Il no del Garante per la protezione dei dati personali al passaporto vaccinale

Avv. Francesca De Carlo


L’Autorità Garante per la protezione dei dati personali, lo scorso primo marzo, si è pronunciata in merito alla opportunità, sollecitata sia a livello europeo che a livello nazionale, di trovare soluzioni in grado di far conoscere lo stato di vaccinazione dei cittadini.

La Presidente della Commissione Europea, Von der Leyen, si è impegnata alla realizzazione di un passaporto vaccinale, il cosiddetto Digital Green Pass, in grado di dare prova della vaccinazione effettuata da parte del singolo cittadino e delle eventuali informazioni sulla guarigione da Covid-19.

Tuttavia il Garante ha espresso non poche preoccupazioni evidenziando che “i dati relativi allo stato vaccinale, (…), sono dati particolarmente delicati e un loro trattamento non corretto può determinare conseguenze gravissime per la vita e i diritti fondamentali delle persone: conseguenze, che, nel caso di specie, possono tradursi in discriminazioni, violazioni e compressioni illegittime di libertà costituzionali”.

Il Garante ritiene, perciò, che il trattamento dei dati riguardanti lo stato vaccinale dei cittadini per accedere a determinati luoghi o per poter usufruire di determinati servizi, debba essere oggetto di una norma ad hoc, in conformità ai principi in materia di protezione dei dati personali.

Inoltre, una normativa nazionale sulla materia, garantirebbe l’uniformità prescrizionale su tutto il territorio nazionale, ovviando al pericolo di ulteriori provvedimenti da parte dei Presidenti delle singole Regioni.

La Vice Presidente del Garante, intervenuta contestualmente con proprio comunicato, ha reso noto che l’Assemblea parlamentare del Consiglio d’Europa, con risoluzione del 27 gennaio 2021, ha evidenziato che possono svilupparsi forme di discriminazione nei confronti di coloro che scelgono di non vaccinarsi, nel pieno esercizio della loro autodeterminazione (artt., 8 e 9 CEDU e art., 5 della Convenzione di Oviedo, sui diritti dell’uomo e la biomedicina).

Poichè la nostra Costituzione, all’art., 32, vieta ogni forma di trattamento sanitario obbligatorio, “non sono ammissibili forme alcune di discriminazioni, nel senso di limitazione e compressione di diritto in danno di soggetti che non abbiano ancora potuto vaccinarsi o rinunzino alla copertura vaccinale”.

La previsione di un pass e/o certificato o documento affine, recante informazioni sulla sottoposizione del cittadino al vaccino, secondo la Vice-presidente, “introdurrebbe, direttamente, un trattamento discriminatorio e sanzionatorio per i non vaccinati e, in forma surrettizia, l’obbligo del vaccino”.
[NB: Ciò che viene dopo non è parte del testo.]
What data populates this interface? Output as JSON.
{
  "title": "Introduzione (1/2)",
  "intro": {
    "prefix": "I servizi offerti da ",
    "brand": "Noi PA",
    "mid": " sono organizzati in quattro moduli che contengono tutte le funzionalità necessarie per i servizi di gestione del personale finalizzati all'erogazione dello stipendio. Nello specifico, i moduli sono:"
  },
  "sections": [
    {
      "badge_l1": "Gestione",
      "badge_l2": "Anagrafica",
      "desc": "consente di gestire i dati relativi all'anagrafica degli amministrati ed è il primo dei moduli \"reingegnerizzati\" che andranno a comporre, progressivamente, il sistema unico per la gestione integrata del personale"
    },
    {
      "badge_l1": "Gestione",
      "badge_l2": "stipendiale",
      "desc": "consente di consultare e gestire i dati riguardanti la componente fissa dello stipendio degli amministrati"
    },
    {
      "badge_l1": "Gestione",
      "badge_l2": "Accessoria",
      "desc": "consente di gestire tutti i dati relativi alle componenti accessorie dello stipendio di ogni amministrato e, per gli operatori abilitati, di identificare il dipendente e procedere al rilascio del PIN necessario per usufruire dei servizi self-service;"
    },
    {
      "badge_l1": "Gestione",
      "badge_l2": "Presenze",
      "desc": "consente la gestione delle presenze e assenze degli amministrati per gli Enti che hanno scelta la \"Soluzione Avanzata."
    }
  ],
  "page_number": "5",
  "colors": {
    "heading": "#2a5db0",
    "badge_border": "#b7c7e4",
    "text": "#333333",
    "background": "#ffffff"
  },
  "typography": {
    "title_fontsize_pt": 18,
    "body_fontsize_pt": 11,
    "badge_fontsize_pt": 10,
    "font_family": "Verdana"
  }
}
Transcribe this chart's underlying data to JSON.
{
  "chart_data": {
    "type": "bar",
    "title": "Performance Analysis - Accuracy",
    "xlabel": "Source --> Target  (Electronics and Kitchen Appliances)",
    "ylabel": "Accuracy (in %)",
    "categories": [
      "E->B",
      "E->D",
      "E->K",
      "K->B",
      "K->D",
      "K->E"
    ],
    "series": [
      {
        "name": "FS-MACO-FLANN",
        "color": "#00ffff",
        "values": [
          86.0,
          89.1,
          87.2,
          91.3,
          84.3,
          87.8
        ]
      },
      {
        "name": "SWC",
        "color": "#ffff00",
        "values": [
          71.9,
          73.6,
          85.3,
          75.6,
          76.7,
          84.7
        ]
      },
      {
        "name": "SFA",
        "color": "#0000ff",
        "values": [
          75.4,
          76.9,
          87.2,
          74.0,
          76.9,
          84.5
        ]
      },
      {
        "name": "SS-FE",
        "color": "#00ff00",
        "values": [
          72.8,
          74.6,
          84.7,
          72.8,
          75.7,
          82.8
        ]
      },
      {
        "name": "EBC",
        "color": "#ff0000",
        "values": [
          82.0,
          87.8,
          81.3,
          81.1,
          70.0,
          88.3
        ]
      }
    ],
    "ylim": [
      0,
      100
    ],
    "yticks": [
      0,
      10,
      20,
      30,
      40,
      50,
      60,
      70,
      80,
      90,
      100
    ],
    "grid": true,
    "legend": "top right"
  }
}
Di seguito il testo del comunicato del Garante:

Con l’arrivo dei vaccini anti-Covid-19 si discute dell’opportunità di iniziare a implementare soluzioni, anche digitali (es. app), per rispondere all’esigenza di rendere l’informazione sull’essersi o meno vaccinati come condizione per l’accesso a determinati locali o per la fruizione di taluni servizi (es. aeroporti, hotel, stazioni, palestre ecc.).A tale proposito, nel caso si intenda far ricorso alle predette soluzioni, il Garante per la privacy richiama l’attenzione dei decisori pubblici e degli operatori privati italiani sull’obbligo di rispettare la disciplina in materia di protezione dei dati personali.

I dati relativi allo stato vaccinale, infatti, sono dati particolarmente delicati e un loro trattamento non corretto può determinare conseguenze gravissime per la vita e i diritti fondamentali delle persone: conseguenze che, nel caso di specie, possono tradursi in discriminazioni, violazioni e compressioni illegittime di libertà costituzionali.

Il Garante ritiene, pertanto, che il trattamento dei dati relativi allo stato vaccinale dei cittadini a fini di accesso a determinati locali o di fruizione di determinati servizi, debba essere oggetto di una norma di legge nazionale, conforme ai principi in materia di protezione dei dati personali (in particolare, quelli di proporzionalità, limitazione delle finalità e di minimizzazione dei dati), in modo da realizzare un equo bilanciamento tra l’interesse pubblico che si intende perseguire e l’interesse individuale alla riservatezza.

In assenza di tale eventuale base giuridica normativa – sulla cui compatibilità con i principi stabiliti dal Regolamento Ue il Garante si riserva di pronunciarsi – l’utilizzo in qualsiasi forma, da parte di soggetti pubblici e di soggetti privati fornitori di servizi destinati al pubblico, di app e pass destinati a distinguere i cittadini vaccinati dai cittadini non vaccinati è da considerarsi illegittimo.

La questione sarà oggetto di una prossima segnalazione al Parlamento”.